The use of four-legged friends on campus to stave off emotional issues has not increased despite supportive laws and wider knowledge, according to University of Wisconsin officials.
Emotional support animals help people who struggle with anxiety and depression through their furry charms and can range widely in species and size. While their visibility on campuses around the country has grown, UW housing officials said the rate at which people apply for animal accommodations has remained roughly the same.
Under federal law, landlords, including university housing, must make accommodations for those with a documented need for an emotional support animal, regardless of pet policy.

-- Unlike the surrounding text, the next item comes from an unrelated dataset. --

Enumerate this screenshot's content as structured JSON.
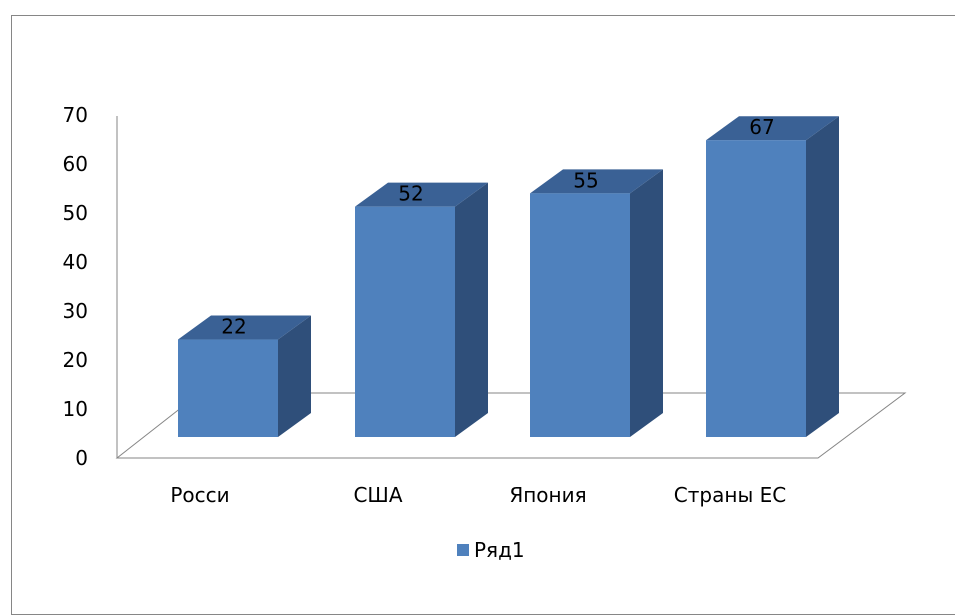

Normally UW housing only allows pets in the form of fish, but residents may apply for a permit through the McBurney Disability Resource Center, said UW housing spokesperson Brian Ward. He said his department has seen an increase in questions regarding therapy animals, but the number who follow up with an actual application has not risen markedly.
“They go through a process and we go to physicians who have to say this is a requirement for a student,” Ward said.
He said the process is the same as the one used to apply for a service dog.
Once a student is approved for a therapy animal, housing examines each case individually to determine the best dorm possible for students. Ward said they usually do not have many issues involving the animals.
Liz Morrison, Dogs On Call vice president, said the presence of dogs and even cats can be very effective in relaxing people. Dogs On Call brings dogs to hospitals and schools to help relieve the anxiety before treatment or when studying for an exam. They frequently visit UW dorms before finals.
“What we found is that students come rushing to see the dogs, especially those who are away from home for the first time,” Morrison said.
She said people will often stay for the entire three hours dogs are visiting a dorm, with many laughing and sometimes crying. She said many students reported a significant decrease in their stress levels, some even claiming to have done better on their exams after petting the dogs.
Morrison said for some students, the added work that comes from taking care of a dog is worth the emotional payout.
“We have people who follow us around from place to place, so there are people who long to be with dogs,” Morrison said.
Morrison, who owns two therapy dogs, said while the novelty would probably wear off from owning a dog, there certainly exists a segment of the population who will always benefit from dog ownership.
She said she believes this is especially true for those who have grown up with dogs and now find themselves facing the often times daunting setting of university campus.
“People know when they come in, they’re going to get some unconditional love and their stress levels will go down,” Morrison said.
The difficulties of owning a dog, especially during the winter, are not all that great, Morrison said. Dogs adapt well to the winter and even those who are bothered by it can always wear a jacket, she said.
Houses and apartment buildings around campus are required to accommodate anyone with a legitimate need. Steve Brown Apartments, which controls such buildings as Brownhouse and Lucky Apartments, and has a number of dog owners, declined to comment but said they adhere to the law. Aberdeen Apartments and The HUB also declined comment.